The functional example here annotates all nodes; however, not all nodes have to have the same setup.

kubectl annotate \
        nodes \
        ${ALL_NODES} \
        ovn.openstack.org/bridges='br-ex'

Set ovn.openstack.org/ports

Set the port mapping for OVS interfaces to a local physical interface on a given machine. This option uses a colon between the OVS bridge and the and the physical interface, OVS_BRIDGE:PHYSICAL_INTERFACE_NAME. Multiple bridge mappings can be defined by separating values with a comma.

kubectl annotate \
        nodes \
        ${ALL_NODES} \
        ovn.openstack.org/ports='br-ex:bond1'

Set ovn.openstack.org/mappings

Set the Neutron bridge mapping. This maps the Neutron interfaces to the ovs bridge names. These are colon delimitated between NEUTRON_INTERFACE:OVS_BRIDGE. Multiple bridge mappings can be defined here and are separated by commas.

Note

Neutron interfaces are string value and can be anything you want. The NEUTRON_INTERFACE value defined will be used when you create provider type networks after the cloud is online.

kubectl annotate \
        nodes \
        ${ALL_NODES} \
        ovn.openstack.org/mappings='physnet1:br-ex'

Set ovn.openstack.org/availability_zones

Set the OVN availability zones which inturn creates neutron availability zones. Multiple network availability zones can be defined and are colon separated which allows us to define all of the availability zones a node will be able to provide for, nova:az1:az2:az3.

kubectl annotate \
        nodes \
        ${ALL_NODES} \
        ovn.openstack.org/availability_zones='nova'

Note

Any availability zone defined here should also be defined within your neutron.conf. The "nova" availability zone is an assumed defined, however, because we're running in a mixed OVN environment, we should define where we're allowed to execute OpenStack workloads.
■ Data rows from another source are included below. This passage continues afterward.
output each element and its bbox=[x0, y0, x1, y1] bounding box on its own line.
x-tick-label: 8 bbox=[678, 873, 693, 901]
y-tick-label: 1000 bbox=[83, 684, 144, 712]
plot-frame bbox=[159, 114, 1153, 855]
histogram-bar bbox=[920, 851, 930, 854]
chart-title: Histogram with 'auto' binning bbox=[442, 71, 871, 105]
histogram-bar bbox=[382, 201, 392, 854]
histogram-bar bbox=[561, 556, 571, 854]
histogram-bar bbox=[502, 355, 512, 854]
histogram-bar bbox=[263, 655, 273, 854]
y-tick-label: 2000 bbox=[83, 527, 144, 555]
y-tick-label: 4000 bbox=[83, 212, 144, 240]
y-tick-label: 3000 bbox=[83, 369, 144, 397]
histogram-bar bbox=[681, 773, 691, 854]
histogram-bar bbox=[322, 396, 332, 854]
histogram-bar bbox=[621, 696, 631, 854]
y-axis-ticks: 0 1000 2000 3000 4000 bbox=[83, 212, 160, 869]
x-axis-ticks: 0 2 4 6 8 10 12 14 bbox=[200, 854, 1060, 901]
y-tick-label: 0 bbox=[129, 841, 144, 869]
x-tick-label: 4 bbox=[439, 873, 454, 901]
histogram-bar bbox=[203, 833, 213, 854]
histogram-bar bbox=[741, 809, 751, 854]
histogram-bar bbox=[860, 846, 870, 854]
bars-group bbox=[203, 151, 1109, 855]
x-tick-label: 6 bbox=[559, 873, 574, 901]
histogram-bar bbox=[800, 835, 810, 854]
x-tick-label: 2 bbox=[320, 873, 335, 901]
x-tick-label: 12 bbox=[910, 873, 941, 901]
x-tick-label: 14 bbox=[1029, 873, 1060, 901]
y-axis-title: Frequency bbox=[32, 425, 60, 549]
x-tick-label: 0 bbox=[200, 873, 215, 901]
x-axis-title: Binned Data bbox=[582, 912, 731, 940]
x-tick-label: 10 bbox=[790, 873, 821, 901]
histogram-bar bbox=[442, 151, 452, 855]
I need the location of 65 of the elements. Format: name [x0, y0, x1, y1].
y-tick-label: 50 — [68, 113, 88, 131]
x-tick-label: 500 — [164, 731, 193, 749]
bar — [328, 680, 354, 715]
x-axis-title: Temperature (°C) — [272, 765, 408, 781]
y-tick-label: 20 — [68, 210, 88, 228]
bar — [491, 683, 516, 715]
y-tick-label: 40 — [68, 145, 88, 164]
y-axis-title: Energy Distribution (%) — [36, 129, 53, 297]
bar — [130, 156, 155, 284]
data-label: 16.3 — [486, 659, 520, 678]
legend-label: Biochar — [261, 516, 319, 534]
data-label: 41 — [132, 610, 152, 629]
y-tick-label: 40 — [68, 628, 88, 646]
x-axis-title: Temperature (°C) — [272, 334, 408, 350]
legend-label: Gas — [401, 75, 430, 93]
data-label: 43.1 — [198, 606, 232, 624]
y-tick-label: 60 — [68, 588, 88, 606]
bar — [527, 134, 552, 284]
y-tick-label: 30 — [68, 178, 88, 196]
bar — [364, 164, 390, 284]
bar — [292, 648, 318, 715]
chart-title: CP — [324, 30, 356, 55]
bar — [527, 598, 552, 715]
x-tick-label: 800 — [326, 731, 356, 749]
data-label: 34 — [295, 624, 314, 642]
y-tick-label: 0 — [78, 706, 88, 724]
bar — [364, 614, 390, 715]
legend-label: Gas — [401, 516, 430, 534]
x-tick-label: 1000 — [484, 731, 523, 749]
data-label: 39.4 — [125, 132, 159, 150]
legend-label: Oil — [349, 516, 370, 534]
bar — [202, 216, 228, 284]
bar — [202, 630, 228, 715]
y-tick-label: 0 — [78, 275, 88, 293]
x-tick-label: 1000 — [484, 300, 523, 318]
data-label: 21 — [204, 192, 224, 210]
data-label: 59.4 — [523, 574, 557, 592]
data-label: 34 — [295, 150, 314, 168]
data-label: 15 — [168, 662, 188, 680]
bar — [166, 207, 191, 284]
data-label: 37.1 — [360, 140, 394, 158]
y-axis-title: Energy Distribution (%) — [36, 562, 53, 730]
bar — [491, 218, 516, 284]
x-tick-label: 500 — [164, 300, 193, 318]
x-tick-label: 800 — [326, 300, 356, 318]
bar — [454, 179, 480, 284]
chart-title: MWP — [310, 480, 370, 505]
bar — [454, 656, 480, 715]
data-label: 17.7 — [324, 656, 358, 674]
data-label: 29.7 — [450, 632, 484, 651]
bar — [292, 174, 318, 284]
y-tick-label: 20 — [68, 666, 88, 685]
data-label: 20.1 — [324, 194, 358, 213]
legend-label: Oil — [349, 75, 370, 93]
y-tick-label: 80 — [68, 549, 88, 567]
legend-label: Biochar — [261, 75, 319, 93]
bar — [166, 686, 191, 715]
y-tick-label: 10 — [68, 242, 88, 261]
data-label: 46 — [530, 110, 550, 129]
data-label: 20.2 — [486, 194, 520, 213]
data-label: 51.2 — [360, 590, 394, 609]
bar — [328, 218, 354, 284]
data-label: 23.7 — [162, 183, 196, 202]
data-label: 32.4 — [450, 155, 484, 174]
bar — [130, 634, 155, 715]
Set ovn.openstack.org/gateway

Define where the gateways nodes will reside. There are many ways to run this, some like every compute node to be a gateway, some like dedicated gateway hardware. Either way you will need at least one gateway node within your environment.

kubectl annotate \
        nodes \
        ${ALL_NODES} \
        ovn.openstack.org/gateway='enabled'

Run the OVN integration

With all of the annotations defined, we can now apply the network policy with the following command.

kubectl apply -k /opt/genestack/kustomize/ovn

After running the setup, nodes will have the label ovn.openstack.org/configured with a date stamp when it was configured. If there's ever a need to reconfigure a node, simply remove the label and the DaemonSet will take care of it automatically.

Note

To upload backups to a Ceph Swift API gateway, edit ovn-backup.config to set SWIFT_UPLOAD' "true", edit the other related options appropriately (i.e., set the SWIFT_BASE_URL and CONTAINER) and put the username and secret key of the account to use in swift-account.env before running kubectl apply an indicated above.